It appears that too many people in government cannot see the forest for the trees, or in the case of the nation’s fisheries industry, the ocean for the fish.
On Wednesday, about 100 people protested outside the Ministry of Labor against a proposal to exempt migrant fishers from the standard limit of 12 work hours per day, five days per week, and a limit of 46 hours of overtime per month. The protest came in response to Premier Su Tseng-chang’s (蘇貞昌) announcement on Feb. 27 that the special nature of crewing fishing vessels requires that working hours be counted differently and fishers should work with their employers to schedule working times and days off to meet the needs of the job.

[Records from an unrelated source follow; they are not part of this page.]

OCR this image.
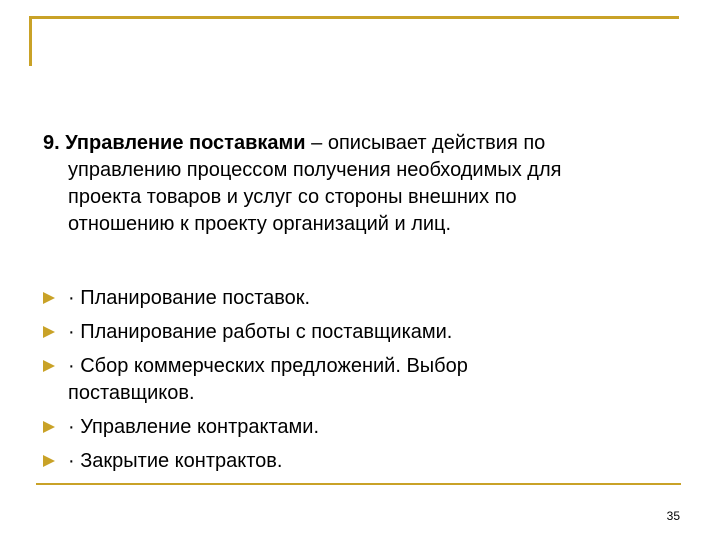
9. Управление поставками – описывает действия по
управлению процессом получения необходимых для
проекта товаров и услуг со стороны внешних по
отношению к проекту организаций и лиц.
· Планирование поставок.
· Планирование работы с поставщиками.
· Сбор коммерческих предложений. Выбор
поставщиков.
· Управление контрактами.
· Закрытие контрактов.
35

Ironically, on the same day, Council of Agriculture Minister Chen Chi-chung (陳吉仲) told a legislative hearing that the government would take measures to ensure better oversight of the fisheries industry as part of efforts to get the EU to lift a yellow card it placed on Taiwan in October 2015 for involvement in illegal, unreported and unregulated fishing (IUU).
Part of the EU’s concern about Taiwan’s fisheries is due to abuse of migrant workers, which was highlighted in Greenpeace East Asia’s report Misery at Sea, released on May 18 last year. The industry’s low-cost business model and chronic flaws in Taiwan’s regulatory framework help create an environment where IUU fishing, human rights violations and labor abuses have become all too common, the report said.
That same month, the Fuh Sheng No. 11 became the first ship in the world to be detained under the International Labour Organization’s Work in Fishing Convention C188, after South Africa cited it for a lack of work agreements and a crew list, poor health and safety conditions, and other violations.
The Fisheries Agency on Oct. 4 last year said that it would fine the ship’s management NT$3.75 million (US$121,406 at the current exchange rate) for abusing foreign crew and catching protected sharks, and the labor agent responsible for hiring the migrants NT$2 million for not signing contracts with them. It tried to make a big splash with the fines to cover up its failure to take action months earlier, when it claimed that the ship had only been held because its documentation and rescue equipment did not meet standards, but no human rights abuses were involved.
The British-based Environmental Justice Foundation (EJF) performed the kind of follow-up on the Fu Sheng No. 11 that the agency should have done in May, and documented rights violations and serious illegal fishing offenses, which it reported on Sept. 13 last year, including complaints of beatings by the captain and 22-hour working days.
Hours after Wednesday’s protest, the US Department of State released its Country Reports on Human Rights Practices 2018. Its section on worker rights in Taiwan said: “Foreign workers were most susceptible to forced labor, especially when serving as crew members on Taiwan-flagged fishing vessels.” It added that legal penalties have been “inadequate to serve as an effective deterrent.”
Despite changes to laws and regulations over the past two years, illegal fishing and abusive labor practices appear to remain standard practice on deep-sea and long-line fishing boats. Despite the Greenpeace and EJF reports, the government still thinks it is a good idea to make it legal for unscrupulous ship owners and captains to subject migrant fishers to abusive working hours.
Su and other officials’ reasoning that fishers could work with their employers on “appropriate working times and days off” not only flies in the face of reality, but ignores the biased power structure that puts migrants at the mercy of duplicitous labor brokerages and employers.
There should not be any consideration of an exemption for the fisheries industry. Neither it nor the Fisheries Agency has shown itself able to enforce the laws and regulations already in place.